In November 1978 almost 2 million working days were lost through strikes. In November 1987 the figure was 103,000—the lowest November figure for 29 years.

Is not the fact that the November 1987 figure was one of the lowest for many years a tribute to the wisdom of the Government's industrial relations policies, which are recognised by some unions, though not by the Transport and General Workers Union, whose job-destroying attitudes apparently continue unabated?

There is certainly no question but that the TGWU has found a new way of destroying jobs, which will be widely condemned throughout the country. I have no doubt that the Government's reform of industrial relations law has led to some of the improvements that we have seen in those figures.

How many days were lost in strike action in Dundee in the early part of this decade when, as a direct result of Government action, 3,000 Dundee jute workers were redundant—

I am asking the Secretary of State how many strikes took place in 1979 and 1980 when 3,000 jute workers in Dundee were made redundant as a direct result of Government action. Does the Secretary of State believe that there will be more strikes, or fewer strikes, if employers blackmail Britain into selecting particular unions and force employees to join those unions?

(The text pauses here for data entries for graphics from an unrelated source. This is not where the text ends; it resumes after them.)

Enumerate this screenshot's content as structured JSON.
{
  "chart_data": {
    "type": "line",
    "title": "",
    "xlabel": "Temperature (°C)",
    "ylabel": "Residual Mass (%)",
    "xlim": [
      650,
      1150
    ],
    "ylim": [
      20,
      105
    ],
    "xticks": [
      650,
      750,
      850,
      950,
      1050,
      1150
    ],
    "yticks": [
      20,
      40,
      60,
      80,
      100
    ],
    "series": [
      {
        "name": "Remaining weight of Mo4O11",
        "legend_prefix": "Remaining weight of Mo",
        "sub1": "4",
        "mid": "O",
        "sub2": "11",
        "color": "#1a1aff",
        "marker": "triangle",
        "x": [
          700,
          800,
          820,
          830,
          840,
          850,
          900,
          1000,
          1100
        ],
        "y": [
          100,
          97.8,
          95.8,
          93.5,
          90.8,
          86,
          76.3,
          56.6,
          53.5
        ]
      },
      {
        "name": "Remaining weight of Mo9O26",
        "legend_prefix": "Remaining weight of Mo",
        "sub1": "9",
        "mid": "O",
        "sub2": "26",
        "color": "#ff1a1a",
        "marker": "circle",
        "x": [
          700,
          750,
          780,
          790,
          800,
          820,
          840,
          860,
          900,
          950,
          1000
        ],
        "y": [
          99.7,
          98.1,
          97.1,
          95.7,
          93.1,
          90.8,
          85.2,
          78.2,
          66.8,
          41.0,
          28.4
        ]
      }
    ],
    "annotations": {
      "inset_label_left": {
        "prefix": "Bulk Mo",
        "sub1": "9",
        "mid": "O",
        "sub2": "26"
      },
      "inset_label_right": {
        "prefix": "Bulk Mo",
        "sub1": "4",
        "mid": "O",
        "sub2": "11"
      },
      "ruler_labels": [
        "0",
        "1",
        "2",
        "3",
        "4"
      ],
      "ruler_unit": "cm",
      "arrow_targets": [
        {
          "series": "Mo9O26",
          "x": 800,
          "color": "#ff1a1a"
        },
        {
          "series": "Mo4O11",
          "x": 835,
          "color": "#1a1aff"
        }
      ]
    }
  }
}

That is a particularly pathetic defence of the TGWU's position. The figure that I can give is that the TGWU has probably lost Dundee more than 1,000 jobs.

Does my right hon. Friend agree that the lesson of November is that the Government's legislation has worked and has shown clearly how effective it is? Surely another lesson that has come out of Dundee is that more legislation will probably be required to deal with such situations. Ford was prepared to come to Dundee, but required one-union agreement, and perhaps we should bring in legislation to make that possible in future.

I hope, first and foremost, that the unions concerned come to their senses and take the sensible action that is necessary before we need to consider further legislation.

If the Government are so concerned about the number of working days lost through strikes, why are they so indifferent to the far greater number of working days lost through industrial injury? Is the Minister not ashamed of the fact that the fatal and serious accident rate has increased since 1979 by 36 per cent. in manufacturing? Are not the Government directly responsible because they have cut the factory inspectorate by 20 per cent. and the annual number of prosecutions by 17 per cent.? —[Interruption.]

Order. Hon. Members should not point across the Chamber. I am listening to the hon. Member for Oldham, West (Mr. Meacher).

The hon. Gentleman's supplementary question has nothing whatever to do with the original question, but clearly we are concerned about industrial injuries and all our policies will be pursued to seek to reduce them. The hon. Gentleman should recognise that the number of working days lost in each of the past two years is the lowest for 10 years and the number of stoppages in each of the past three years is the lowest since 1940. That is the Government's achievement and it contrasts strongly with the industrial anarchy that the hon. Gentleman left behind him.